A covid-19 é muito mais um acelerador do que um agente de mudança. Basta escolher qualquer forte tendência na economia, no mundo dos negócios, na sociedade, e adiantá-la em dez anos. Claramente, a questão mais evidente é a da desigualdade de renda. Nos EUA, o 1% mais rico concentrou 93% da renda nacional dos últimos 10 anos. Nós vimos essa tendência se acelerar neste ano e, da noite para o dia, estamos chegando a uma distopia. Se você tem uma renda de mais de US$ 100 mil no ano, há uma probabilidade de 60% de que você possa trabalhar de casa e de apenas 10% de que você seja demitido. Ou seja, você está seguro, tem acesso a assistência médica etc. Mas, se você ganha menos de US$ 40 mil no ano, a probabilidade de você trabalhar de casa é de apenas 10% e a de perder o emprego é de 40%. Então, o que muitos norte-americanos e economistas ocidentais não querem admitir é que os muito mais ricos não só estão bem, mas eles estão no seu “auge”. A população mais pobre não tem a mesma renda, não tem o mesmo acesso a assistência médica, tem que se colocar em situações de risco para trabalhar, não tem quem cuide dos seus filhos enquanto trabalham. Então, de um dia para o outro, algumas tendências bastante prejudiciais se aceleraram.

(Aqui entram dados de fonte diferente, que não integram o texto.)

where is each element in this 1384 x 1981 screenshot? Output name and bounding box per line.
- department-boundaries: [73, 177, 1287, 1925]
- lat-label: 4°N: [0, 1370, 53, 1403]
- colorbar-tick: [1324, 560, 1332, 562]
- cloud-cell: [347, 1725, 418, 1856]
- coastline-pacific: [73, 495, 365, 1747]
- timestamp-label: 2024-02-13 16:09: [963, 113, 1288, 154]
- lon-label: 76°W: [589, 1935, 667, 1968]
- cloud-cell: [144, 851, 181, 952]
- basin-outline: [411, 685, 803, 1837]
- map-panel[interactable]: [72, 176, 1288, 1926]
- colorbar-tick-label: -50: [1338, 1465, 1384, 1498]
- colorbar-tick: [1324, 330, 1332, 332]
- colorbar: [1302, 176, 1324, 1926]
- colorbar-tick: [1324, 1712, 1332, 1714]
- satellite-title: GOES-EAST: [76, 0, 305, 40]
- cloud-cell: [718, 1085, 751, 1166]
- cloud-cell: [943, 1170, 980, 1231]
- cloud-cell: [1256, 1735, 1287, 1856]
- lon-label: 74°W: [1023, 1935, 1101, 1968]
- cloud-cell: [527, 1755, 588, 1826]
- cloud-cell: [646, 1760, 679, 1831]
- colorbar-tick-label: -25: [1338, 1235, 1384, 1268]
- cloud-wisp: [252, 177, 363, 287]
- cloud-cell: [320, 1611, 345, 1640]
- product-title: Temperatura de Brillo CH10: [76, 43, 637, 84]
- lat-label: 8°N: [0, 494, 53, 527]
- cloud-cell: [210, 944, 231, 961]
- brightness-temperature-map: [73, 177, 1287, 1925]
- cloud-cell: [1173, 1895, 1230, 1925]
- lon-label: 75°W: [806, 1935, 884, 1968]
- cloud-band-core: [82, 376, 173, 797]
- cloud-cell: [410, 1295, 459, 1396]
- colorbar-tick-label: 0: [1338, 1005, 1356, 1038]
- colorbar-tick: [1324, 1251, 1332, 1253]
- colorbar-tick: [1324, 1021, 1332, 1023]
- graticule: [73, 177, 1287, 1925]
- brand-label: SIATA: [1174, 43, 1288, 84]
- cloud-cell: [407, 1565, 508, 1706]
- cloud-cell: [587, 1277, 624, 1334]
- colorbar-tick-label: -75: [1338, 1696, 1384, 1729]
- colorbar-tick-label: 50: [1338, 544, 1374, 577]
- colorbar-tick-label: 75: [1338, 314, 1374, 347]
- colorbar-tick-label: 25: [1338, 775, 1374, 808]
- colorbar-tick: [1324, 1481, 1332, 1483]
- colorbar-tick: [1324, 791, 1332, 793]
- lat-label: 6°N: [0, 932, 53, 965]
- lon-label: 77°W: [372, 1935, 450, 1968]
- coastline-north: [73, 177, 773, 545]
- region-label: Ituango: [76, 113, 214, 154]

- Você trafega muito bem no mundo bilionário da tecnologia, discorre com muita fluidez e assertividade. Queria, então, te desafiar a refletir não sobre a riqueza, mas, sim, sobre a pobreza. Mesmo sendo uma das maiores economias do planeta, o Brasil também está no topo do ranking dos países mais desiguais. A pandemia veio para iluminar ainda mais essas nossas desigualdades. Não só do mais rico para o mais pobre, mas de acesso, de oportunidade, de educação, digital, de saúde, entre tantas outras. Somos um país de contrastes. Ao mesmo tempo que temos mais de 200 milhões de chips de celulares ativos, temos mais de 100 milhões de pessoas sem coleta de esgoto, ou 30 milhões sem água tratada. Não há dúvida que, nas últimas décadas, a tecnologia colocou a humanidade em um patamar de qualidade de vida jamais visto. Ainda assim, não conseguimos endereçar desigualdade abissais que estão em inúmeros recortes da sociedade. Qual a reflexão que você faz sobre isso?

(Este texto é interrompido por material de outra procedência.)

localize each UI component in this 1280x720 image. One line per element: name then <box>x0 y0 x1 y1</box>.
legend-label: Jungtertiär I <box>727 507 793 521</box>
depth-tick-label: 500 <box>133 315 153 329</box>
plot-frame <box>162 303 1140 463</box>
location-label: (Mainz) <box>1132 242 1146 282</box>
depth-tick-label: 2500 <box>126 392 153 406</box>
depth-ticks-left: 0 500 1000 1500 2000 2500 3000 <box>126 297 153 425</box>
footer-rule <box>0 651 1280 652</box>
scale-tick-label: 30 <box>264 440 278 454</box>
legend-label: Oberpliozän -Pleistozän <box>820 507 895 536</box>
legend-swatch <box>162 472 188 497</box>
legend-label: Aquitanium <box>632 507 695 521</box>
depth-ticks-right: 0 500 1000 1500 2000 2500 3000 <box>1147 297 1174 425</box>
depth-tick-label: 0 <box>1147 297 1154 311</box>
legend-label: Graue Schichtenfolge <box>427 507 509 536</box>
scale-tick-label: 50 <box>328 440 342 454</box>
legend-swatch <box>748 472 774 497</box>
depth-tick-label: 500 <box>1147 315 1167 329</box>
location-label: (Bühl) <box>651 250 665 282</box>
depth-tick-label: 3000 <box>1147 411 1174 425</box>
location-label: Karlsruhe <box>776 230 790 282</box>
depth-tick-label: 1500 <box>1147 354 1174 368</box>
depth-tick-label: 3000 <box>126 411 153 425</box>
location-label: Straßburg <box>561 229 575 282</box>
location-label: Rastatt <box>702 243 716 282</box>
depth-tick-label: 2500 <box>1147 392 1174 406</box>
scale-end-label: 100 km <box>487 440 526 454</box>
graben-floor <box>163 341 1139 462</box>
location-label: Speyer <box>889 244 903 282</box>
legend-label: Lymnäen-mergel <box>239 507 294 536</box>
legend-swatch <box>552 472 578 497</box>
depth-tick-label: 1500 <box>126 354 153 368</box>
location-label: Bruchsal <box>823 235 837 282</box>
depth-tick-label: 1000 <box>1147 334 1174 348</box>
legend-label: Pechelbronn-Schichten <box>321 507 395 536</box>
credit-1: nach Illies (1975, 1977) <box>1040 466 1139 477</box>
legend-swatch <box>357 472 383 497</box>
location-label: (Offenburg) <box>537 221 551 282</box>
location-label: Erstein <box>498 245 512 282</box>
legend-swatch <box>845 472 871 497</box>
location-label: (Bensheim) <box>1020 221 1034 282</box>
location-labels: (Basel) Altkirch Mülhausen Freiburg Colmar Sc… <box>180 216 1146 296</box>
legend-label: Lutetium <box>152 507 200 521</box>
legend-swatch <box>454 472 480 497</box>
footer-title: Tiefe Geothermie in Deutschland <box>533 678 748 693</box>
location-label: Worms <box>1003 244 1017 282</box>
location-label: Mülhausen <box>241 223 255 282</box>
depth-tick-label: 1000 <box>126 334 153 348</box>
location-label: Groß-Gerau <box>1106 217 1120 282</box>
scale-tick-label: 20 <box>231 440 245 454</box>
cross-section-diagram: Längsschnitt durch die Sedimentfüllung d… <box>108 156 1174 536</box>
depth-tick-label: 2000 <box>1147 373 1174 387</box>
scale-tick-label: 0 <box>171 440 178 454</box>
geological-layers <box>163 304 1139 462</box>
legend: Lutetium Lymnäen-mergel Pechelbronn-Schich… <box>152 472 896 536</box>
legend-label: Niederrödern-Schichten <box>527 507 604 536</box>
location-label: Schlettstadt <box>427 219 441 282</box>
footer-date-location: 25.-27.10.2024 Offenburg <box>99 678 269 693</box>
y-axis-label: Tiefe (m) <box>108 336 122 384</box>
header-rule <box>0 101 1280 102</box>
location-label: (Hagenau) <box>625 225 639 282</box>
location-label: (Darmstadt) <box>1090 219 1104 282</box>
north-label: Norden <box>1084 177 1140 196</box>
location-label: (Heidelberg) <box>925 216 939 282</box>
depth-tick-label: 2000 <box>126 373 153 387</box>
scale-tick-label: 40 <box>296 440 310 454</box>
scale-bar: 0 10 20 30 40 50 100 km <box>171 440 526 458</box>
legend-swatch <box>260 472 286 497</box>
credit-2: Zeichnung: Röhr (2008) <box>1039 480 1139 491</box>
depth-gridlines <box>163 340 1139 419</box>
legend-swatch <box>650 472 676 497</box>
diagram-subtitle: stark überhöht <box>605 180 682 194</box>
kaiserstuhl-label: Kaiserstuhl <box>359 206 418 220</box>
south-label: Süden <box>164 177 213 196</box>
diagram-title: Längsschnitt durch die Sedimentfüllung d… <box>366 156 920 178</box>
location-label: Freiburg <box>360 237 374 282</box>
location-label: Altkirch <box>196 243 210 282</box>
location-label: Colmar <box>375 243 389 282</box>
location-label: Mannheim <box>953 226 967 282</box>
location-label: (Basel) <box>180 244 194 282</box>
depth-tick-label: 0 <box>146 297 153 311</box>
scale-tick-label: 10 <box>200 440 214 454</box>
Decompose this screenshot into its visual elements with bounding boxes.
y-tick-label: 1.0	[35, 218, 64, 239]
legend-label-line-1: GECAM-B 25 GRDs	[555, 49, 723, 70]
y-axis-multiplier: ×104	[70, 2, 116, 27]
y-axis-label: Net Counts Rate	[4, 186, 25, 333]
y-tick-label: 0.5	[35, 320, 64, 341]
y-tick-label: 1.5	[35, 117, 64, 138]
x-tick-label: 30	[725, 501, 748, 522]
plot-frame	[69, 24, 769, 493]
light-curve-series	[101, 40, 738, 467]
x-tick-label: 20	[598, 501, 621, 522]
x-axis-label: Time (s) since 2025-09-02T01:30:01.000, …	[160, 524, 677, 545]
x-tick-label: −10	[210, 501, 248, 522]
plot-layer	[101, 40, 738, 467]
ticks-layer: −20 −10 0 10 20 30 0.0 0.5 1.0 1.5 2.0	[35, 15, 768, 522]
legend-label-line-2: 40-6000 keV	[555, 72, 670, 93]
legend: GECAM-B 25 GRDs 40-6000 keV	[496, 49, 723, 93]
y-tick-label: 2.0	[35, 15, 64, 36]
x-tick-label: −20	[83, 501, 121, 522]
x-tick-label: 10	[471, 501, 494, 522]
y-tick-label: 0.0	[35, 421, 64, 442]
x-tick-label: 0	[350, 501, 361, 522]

Como comunidade global, nós progredimos bastante até 5 ou 10 anos atrás. O número de pessoas que vivem na miséria diminuiu pela metade em 10 anos – e a Organização Mundial da Saúde estimava que isso levaria 20 anos. Infelizmente, nossas políticas econômicas mais recentes decidiram gastar quase todo o capital excedente em basicamente duas coisas: guerras intermináveis no Oriente Médio e corte dos impostos dos ricos. Nós temos cada vez mais lucro nas mãos de menos pessoas. Então, enquanto a economia global cresceu e gerou uma tremenda prosperidade, nós não tivemos muito progresso. Nós abandonamos as pessoas comuns. Se você nasceu numa família rica, se você é bom no que faz, se você entende a tecnologia, essa é a melhor época para viver nos EUA, como no Brasil. Crianças comuns como eu nos anos 1980 ainda tinham oportunidades notáveis, e havia cada vez mais oportunidades para a classe média brasileira nos anos 1990 e nos anos 2000 também. Mas nossas políticas fiscais resultaram na economia do filme Jogos Vorazes – os que ganham muito têm a melhor das vidas, nunca tiveram tanta renda. Acho importante ter pessoas ricas. É motivador e bom para a economia. Mas nós precisamos produzir menos bilionários – e mais milionários. Aqui nos EUA, temos um indivíduo que vale o PIB da Noruega. O que nós preferimos? Um homem com US$ 165 bilhões ou 165 mil pessoas, a população de uma cidade pequena, todas milionárias?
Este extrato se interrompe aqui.